Die Künstlerin Edith Wulf spürt mit ihren Farben der Seele heimatlicher Landschaften nach
Die Heimat im Bild festgehalten
Paderborn-Elsen. Die Künstlerin Edith Wulf stellt im Elsener Altenwohnheim „Schrieweshof“ Bilder aus dem Paderborner Land aus.
von Richard Schleyer
Edith Wulf wird gern als Malerin des Paderborner Landes bezeichnet. Mit Skizzenblock und Fotoapparat durchstreifte sie die Umgebung der Domstadt, hielt Eindrücke und Stimmungen fest, im Wechsel der Jahreszeiten und Witterungen. So fing sie etwa die herbstliche Stimmung über Dahl oder Kleinenberg ein, zeichnete die Attelner Almebrücke in winterlichem Weiß und Blau und die Windräder bei Buke in sommerlicher Landschaft. Besonders angetan haben es der Künstlerin aber die Kirchen und Kirchplätze der Region. Und weil die Kirchen im Winterhalbjahr am wenigsten von dem dichten grünen Laub der Bäume verdeckt werden, malte sie diese meist in herbstlich-winterlicher Atmosphäre.
Heimatliche Gefühle wecken diese Landschaften im Betrachter; und dies liegt durchaus in der Absicht der Künstlerin, wie Edith Wulf betont. Dieser Wiedererkennungseffekt, den diese Bilder vor allem bei älteren Betrachtern hervorrufen, könne für sein Haus und die vielen Senioren, die dort wohnen, Gold wert sein. So erkannte Ulrich Gerling, der Leiter des Seniorenheimes Schrieweshof in Elsen. Es gehört zur Philosophie der Christophorus-Gruppe, die vor zwei Jahren diese Einrichtung eröffnete, die alten Bewohner bei ihrer inneren Gefühlswelt abzuholen und so-oft wie möglich deren Erinnerungen zu mobilisieren. Somit funktionierten Ulrich Gerling und Edith Wulf das Seniorenheim inmitten des Paderborner Ortsteiles in eine Bildergalerie um. Im Eingangsbereich, auf den Fluren, in der Kapelle, dem Café und den Büros, selbst in dem Raum, in dem die Verstorbenen aufgebahrt werden, hängen nun Bilder von Edith Wulf. Bis in den April hinein sollen sie im Haus bleiben und harren auch der Bewunderer, die von außen den Schrieweshof aufsuchen, um die Bilder zu sehen.

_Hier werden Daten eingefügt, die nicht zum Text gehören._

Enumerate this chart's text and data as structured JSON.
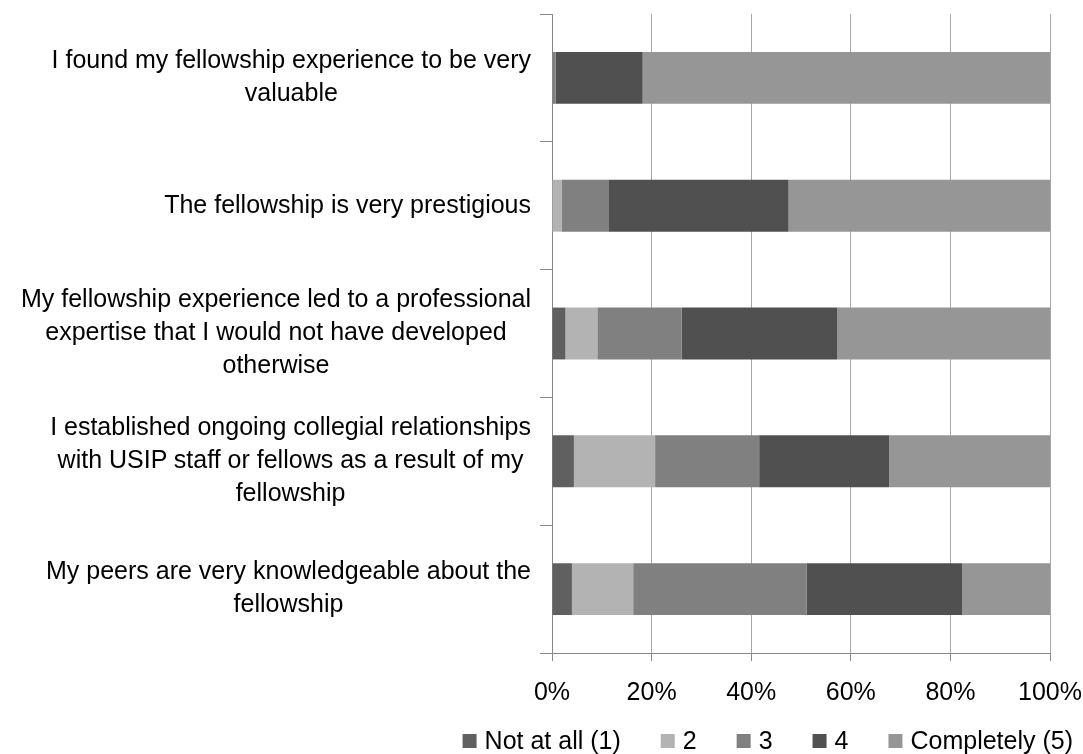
{
  "chart_data": {
    "type": "bar",
    "orientation": "horizontal",
    "stacked": true,
    "categories": [
      "I found my fellowship experience to be very valuable",
      "The fellowship is very prestigious",
      "My fellowship experience led to a professional expertise that I would not have developed otherwise",
      "I established ongoing collegial relationships with USIP staff or fellows as a result of my fellowship",
      "My peers are very knowledgeable about the fellowship"
    ],
    "series": [
      {
        "name": "Not at all (1)",
        "color": "#606060",
        "values": [
          0,
          0,
          2.7,
          4.4,
          4.0
        ]
      },
      {
        "name": "2",
        "color": "#b3b3b3",
        "values": [
          0,
          1.9,
          6.4,
          16.3,
          12.3
        ]
      },
      {
        "name": "3",
        "color": "#808080",
        "values": [
          0.7,
          9.4,
          16.9,
          20.9,
          34.8
        ]
      },
      {
        "name": "4",
        "color": "#505050",
        "values": [
          17.5,
          36.2,
          31.3,
          26.1,
          31.3
        ]
      },
      {
        "name": "Completely (5)",
        "color": "#969696",
        "values": [
          81.8,
          52.5,
          42.7,
          32.3,
          17.6
        ]
      }
    ],
    "xlim": [
      0,
      100
    ],
    "xticks": [
      {
        "value": 0,
        "label": "0%"
      },
      {
        "value": 20,
        "label": "20%"
      },
      {
        "value": 40,
        "label": "40%"
      },
      {
        "value": 60,
        "label": "60%"
      },
      {
        "value": 80,
        "label": "80%"
      },
      {
        "value": 100,
        "label": "100%"
      }
    ],
    "grid": "x",
    "legend": "bottom"
  }
}
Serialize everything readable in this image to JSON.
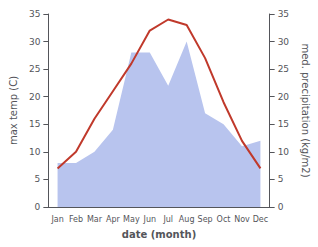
{
  "chart_data": {
    "type": "line",
    "categories": [
      "Jan",
      "Feb",
      "Mar",
      "Apr",
      "May",
      "Jun",
      "Jul",
      "Aug",
      "Sep",
      "Oct",
      "Nov",
      "Dec"
    ],
    "series": [
      {
        "type": "area",
        "color": "#b8c4ee",
        "axis": "y2",
        "values": [
          8,
          8,
          10,
          14,
          28,
          28,
          22,
          30,
          17,
          15,
          11,
          12
        ]
      },
      {
        "type": "line",
        "color": "#c0392b",
        "values": [
          7,
          10,
          16,
          21,
          26,
          32,
          34,
          33,
          27,
          19,
          12,
          7
        ]
      }
    ],
    "xlabel": "date (month)",
    "ylabel": "max temp (C)",
    "y2label": "med. precipitation (kg/m2)",
    "ylim": [
      0,
      35
    ],
    "yticks": [
      0,
      5,
      10,
      15,
      20,
      25,
      30,
      35
    ],
    "y2lim": [
      0,
      35
    ],
    "y2ticks": [
      0,
      5,
      10,
      15,
      20,
      25,
      30,
      35
    ],
    "grid": false
  }
}
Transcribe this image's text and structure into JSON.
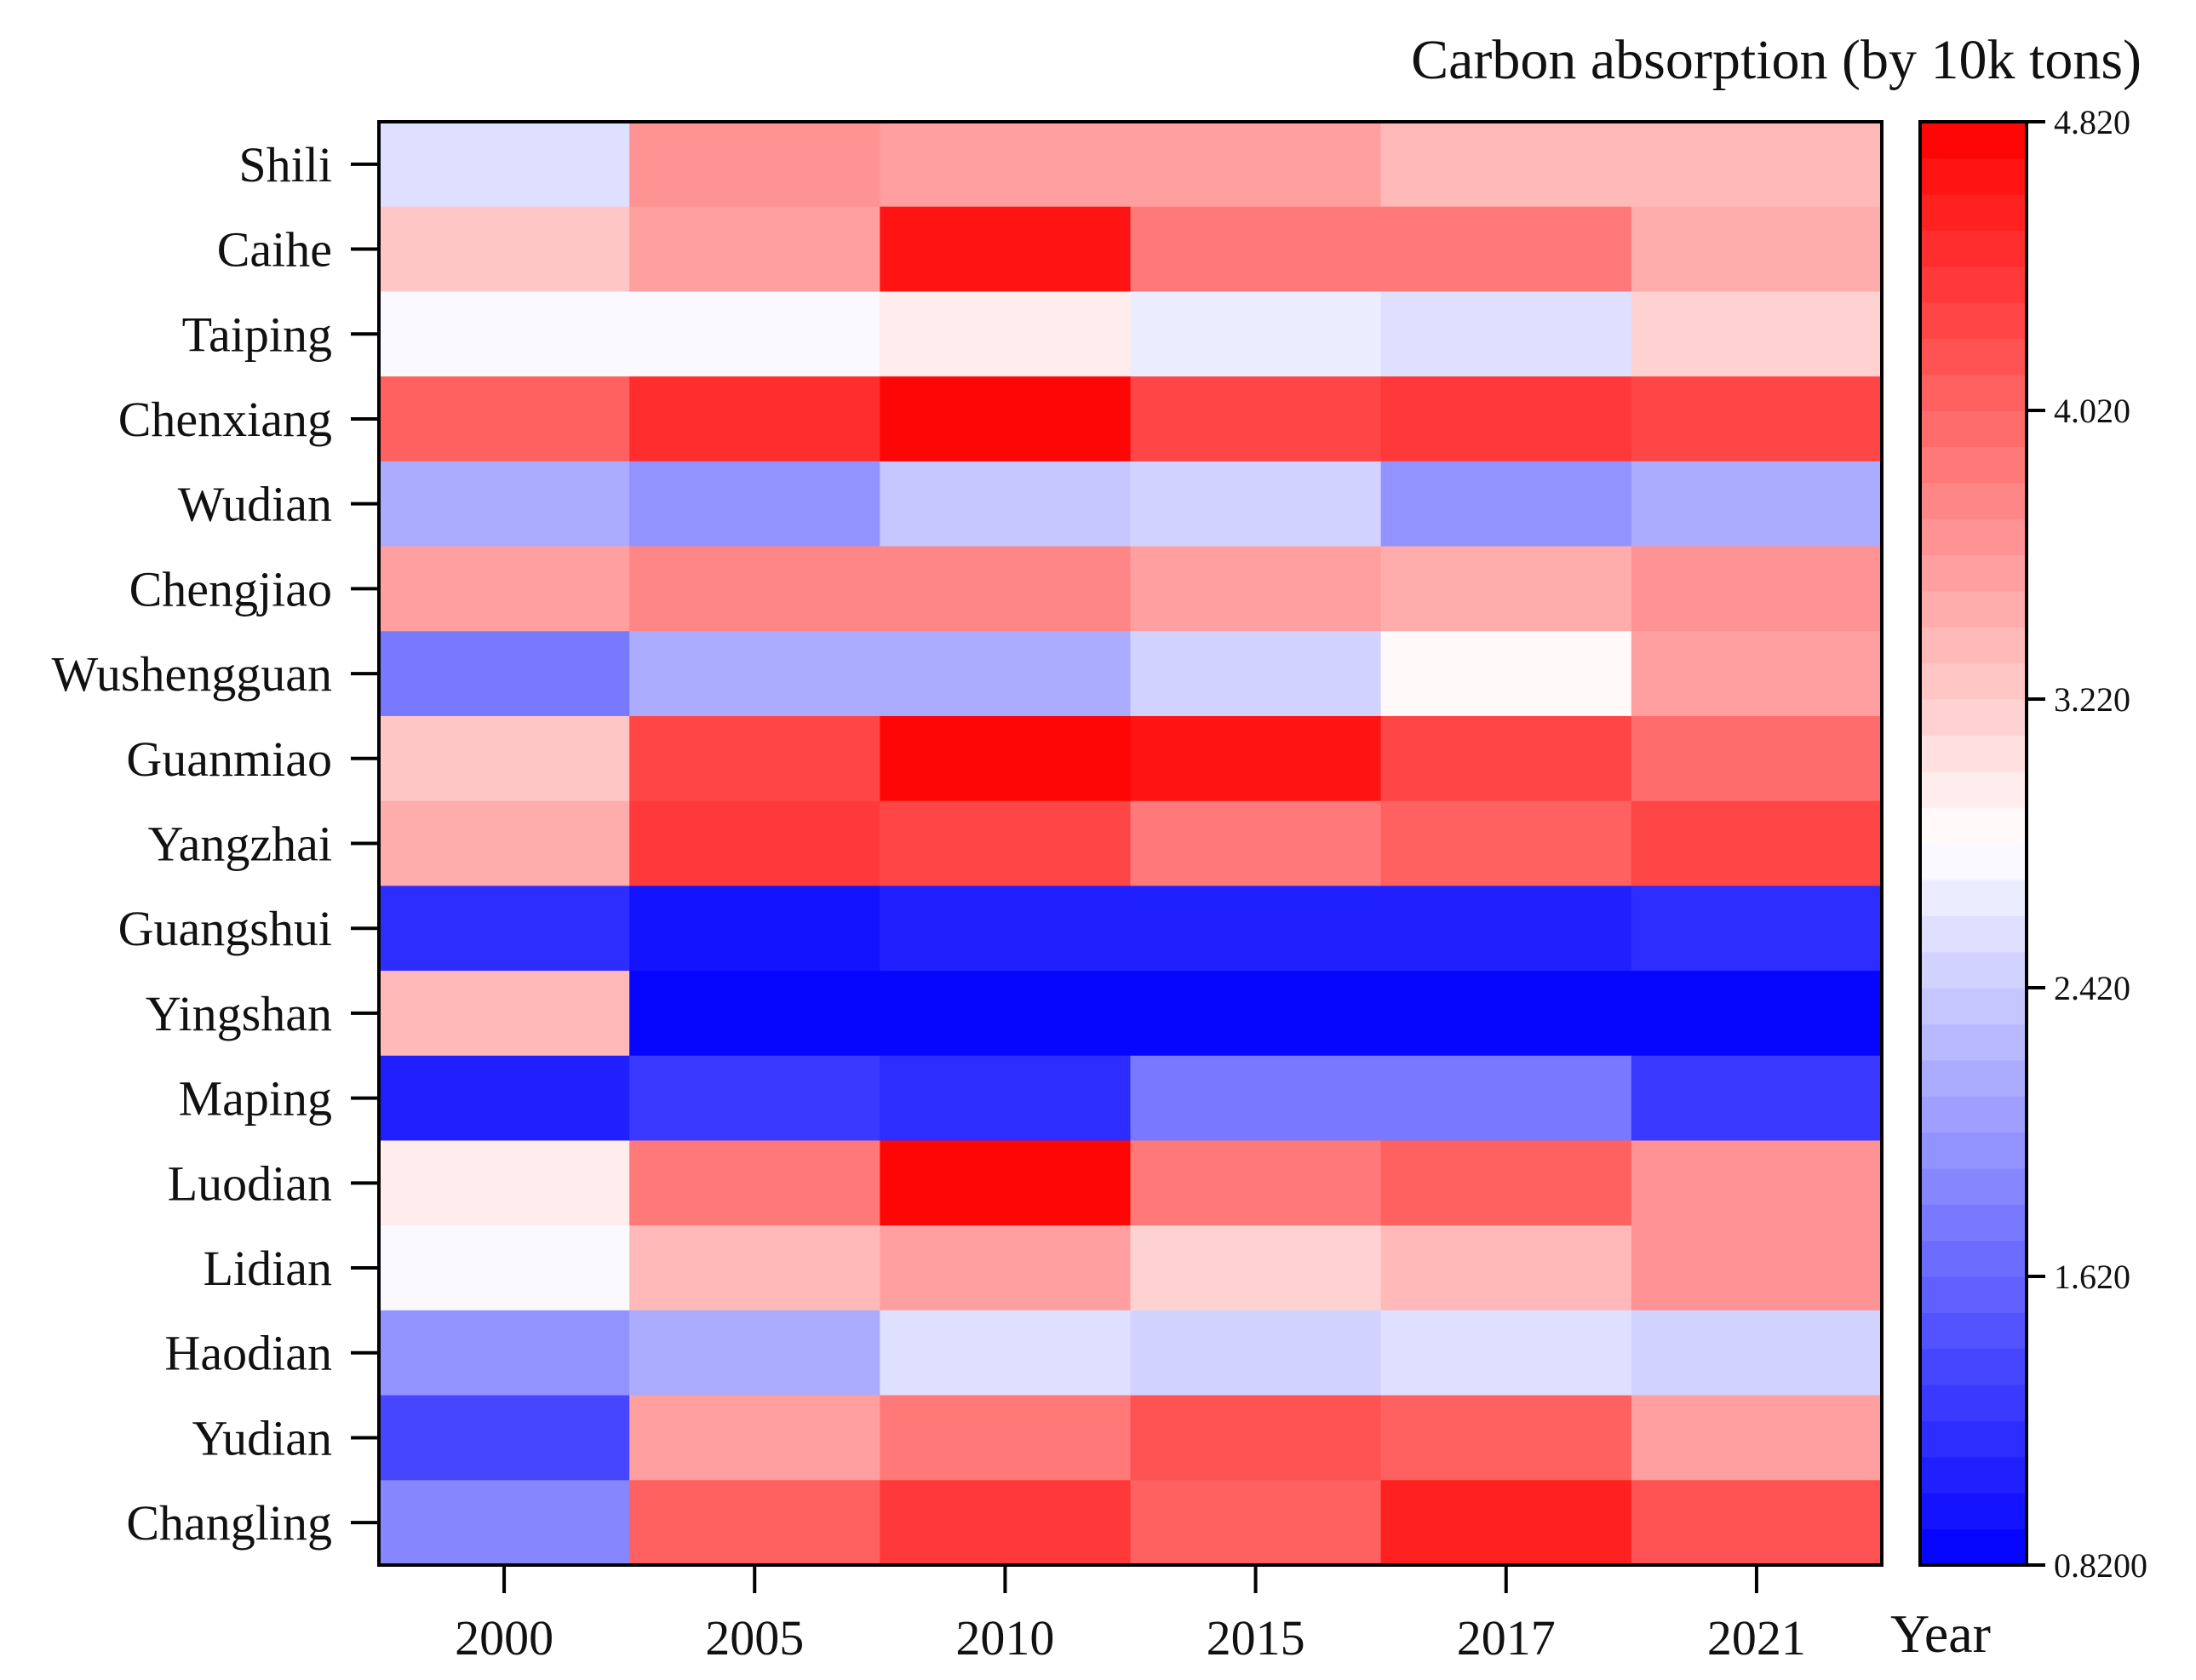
{
  "chart_data": {
    "type": "heatmap",
    "title": "Carbon absorption (by 10k tons)",
    "xlabel": "Year",
    "ylabel": "",
    "x_categories": [
      "2000",
      "2005",
      "2010",
      "2015",
      "2017",
      "2021"
    ],
    "y_categories": [
      "Shili",
      "Caihe",
      "Taiping",
      "Chenxiang",
      "Wudian",
      "Chengjiao",
      "Wushengguan",
      "Guanmiao",
      "Yangzhai",
      "Guangshui",
      "Yingshan",
      "Maping",
      "Luodian",
      "Lidian",
      "Haodian",
      "Yudian",
      "Changling"
    ],
    "values": [
      [
        2.55,
        3.7,
        3.55,
        3.55,
        3.4,
        3.35
      ],
      [
        3.25,
        3.55,
        4.7,
        3.85,
        3.9,
        3.45
      ],
      [
        2.75,
        2.75,
        2.95,
        2.7,
        2.55,
        3.15
      ],
      [
        4.05,
        4.5,
        4.8,
        4.25,
        4.35,
        4.25
      ],
      [
        2.2,
        2.0,
        2.35,
        2.45,
        1.95,
        2.15
      ],
      [
        3.6,
        3.8,
        3.8,
        3.6,
        3.45,
        3.7
      ],
      [
        1.75,
        2.2,
        2.2,
        2.45,
        2.85,
        3.55
      ],
      [
        3.25,
        4.3,
        4.8,
        4.65,
        4.25,
        3.95
      ],
      [
        3.45,
        4.4,
        4.25,
        3.9,
        4.05,
        4.25
      ],
      [
        1.15,
        1.0,
        1.05,
        1.05,
        1.05,
        1.2
      ],
      [
        3.4,
        0.85,
        0.88,
        0.88,
        0.85,
        0.85
      ],
      [
        1.1,
        1.25,
        1.12,
        1.75,
        1.75,
        1.25
      ],
      [
        2.95,
        3.9,
        4.8,
        3.9,
        4.05,
        3.7
      ],
      [
        2.75,
        3.35,
        3.55,
        3.2,
        3.35,
        3.7
      ],
      [
        2.0,
        2.2,
        2.6,
        2.45,
        2.6,
        2.45
      ],
      [
        1.35,
        3.55,
        3.9,
        4.15,
        4.05,
        3.55
      ],
      [
        1.85,
        4.1,
        4.35,
        4.1,
        4.6,
        4.2
      ]
    ],
    "colorbar": {
      "min": 0.82,
      "max": 4.82,
      "ticks": [
        0.82,
        1.62,
        2.42,
        3.22,
        4.02,
        4.82
      ],
      "tick_labels": [
        "0.8200",
        "1.620",
        "2.420",
        "3.220",
        "4.020",
        "4.820"
      ],
      "levels": 40,
      "colormap": "bwr",
      "low_color": "#0000ff",
      "mid_color": "#ffffff",
      "high_color": "#ff0000"
    },
    "grid": false,
    "legend": "colorbar at right"
  }
}
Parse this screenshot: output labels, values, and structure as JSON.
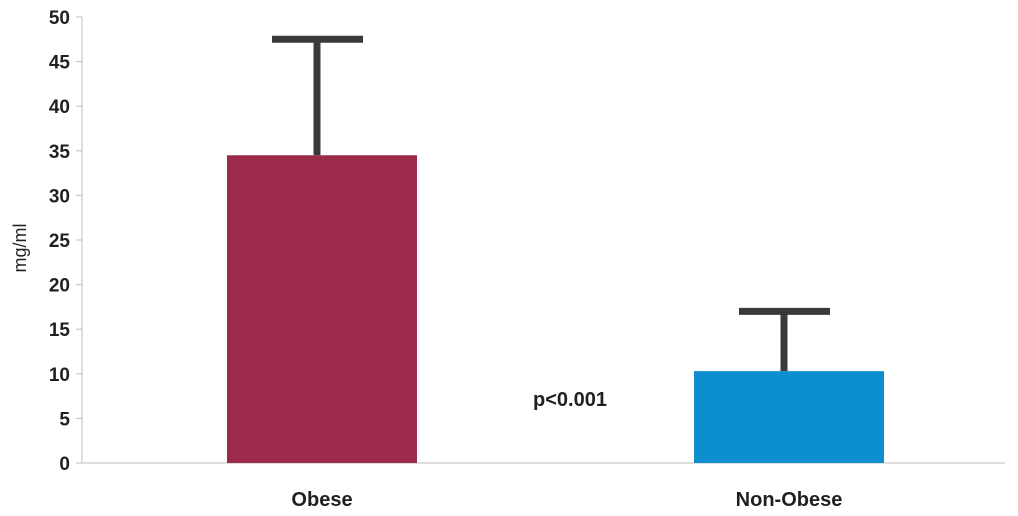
{
  "chart_data": {
    "type": "bar",
    "categories": [
      "Obese",
      "Non-Obese"
    ],
    "values": [
      34.5,
      10.3
    ],
    "error_upper": [
      47.5,
      17.0
    ],
    "colors": [
      "#9c2a4b",
      "#0d8fcf"
    ],
    "error_color": "#3a3a3c",
    "title": "",
    "xlabel": "",
    "ylabel": "mg/ml",
    "ylim": [
      0,
      50
    ],
    "yticks": [
      0,
      5,
      10,
      15,
      20,
      25,
      30,
      35,
      40,
      45,
      50
    ],
    "grid": false,
    "annotations": [
      {
        "text": "p<0.001"
      }
    ]
  }
}
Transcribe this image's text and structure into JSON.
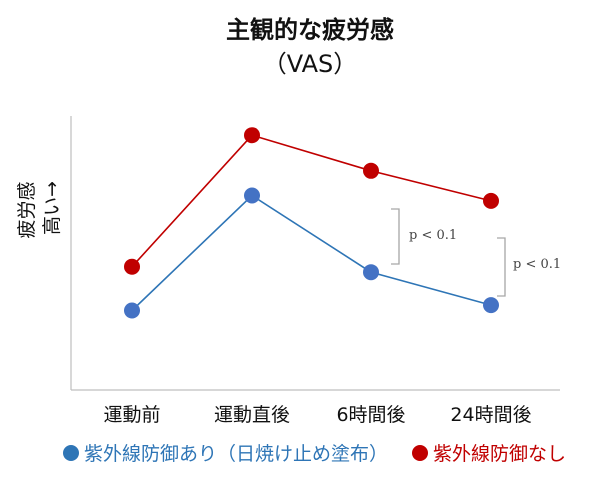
{
  "chart_data": {
    "type": "line",
    "title": "主観的な疲労感",
    "subtitle": "（VAS）",
    "ylabel": "疲労感",
    "ylabel_sub": "高い→",
    "categories": [
      "運動前",
      "運動直後",
      "6時間後",
      "24時間後"
    ],
    "ylim": [
      0,
      10
    ],
    "grid": false,
    "legend": "bottom",
    "series": [
      {
        "name": "紫外線防御あり（日焼け止め塗布）",
        "color": "#4472c4",
        "line": "#2e75b6",
        "values": [
          2.9,
          7.1,
          4.3,
          3.1
        ]
      },
      {
        "name": "紫外線防御なし",
        "color": "#c00000",
        "line": "#c00000",
        "values": [
          4.5,
          9.3,
          8.0,
          6.9
        ]
      }
    ],
    "annotations": [
      {
        "text": "p < 0.1",
        "between": "6時間後"
      },
      {
        "text": "p < 0.1",
        "between": "24時間後"
      }
    ]
  }
}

Edith Wulf will in ihren Bildern nicht einfach Landschaften, Straßenzüge, Plätze und Gebäude festhalten. Sie malt gegenständlich; das Entscheidende aber sind ihr Stimmungen, die sie festhalten und wiedergeben will. Sie kommt meist mit wenigen Farben aus; doch indem sie diese Farben aufträgt, will sie dem Bild eine Seele einhauchen. Dadurch entstanden zum Teil ausgesprochen expressionistische Bilder, bei denen das Gegenständliche zugunsten des inneren Ausdrucks verschwimmt. Sennelandschaften an der Ems malt sie auf diese Weise; oder die Landschaft an der jungen Lippe in Bad Lippspringe. Waldwege haben es der Künstlerin besonders angetan. Aber auch auf dem Kirchplatz von Delbrück verschwinden die Konturen von Menschen und Gebäuden im Nebel. Der Betrachter spürt die bläulich-weißen Nebel wallen und fühlt sie bis in sein eigenes Herz hineindringen.
Gelernt hat die 1935 geborene Edith Wulf eigentlich Schneiderin. Sie arbeitete dann als Entwurf- und Modezeichnerin, bildete sich zur Diplom-Designerin weiter. Neben ihrer Arbeit gab sie Kurse in Zeichnen, Malen und kreativem Gestalten. 1987 wagte sie es schließlich, sich als Künstlerin selbstständig zu machen. Früher malte sie wie besessen, oft bis in die Nacht hin-ein. „Es war, als ob eine unsichtbare Hand mich führe.“
Früher hat sie auch Aktbilder gemalt, viele Tierbilder, Pferde und Schafe auf der Weide. Der Flug der Vögel hat sie fasziniert und das Meer. Doch dann wurde ihr Werk heimatbezogener; und auch religiöser. Stolz ist sie auf ihre Bilderserie „Wie Gott schuf“. Auch manches Christus-Antlitz hat sie gemalt. Doch davon spricht sie nur sehr verhalten.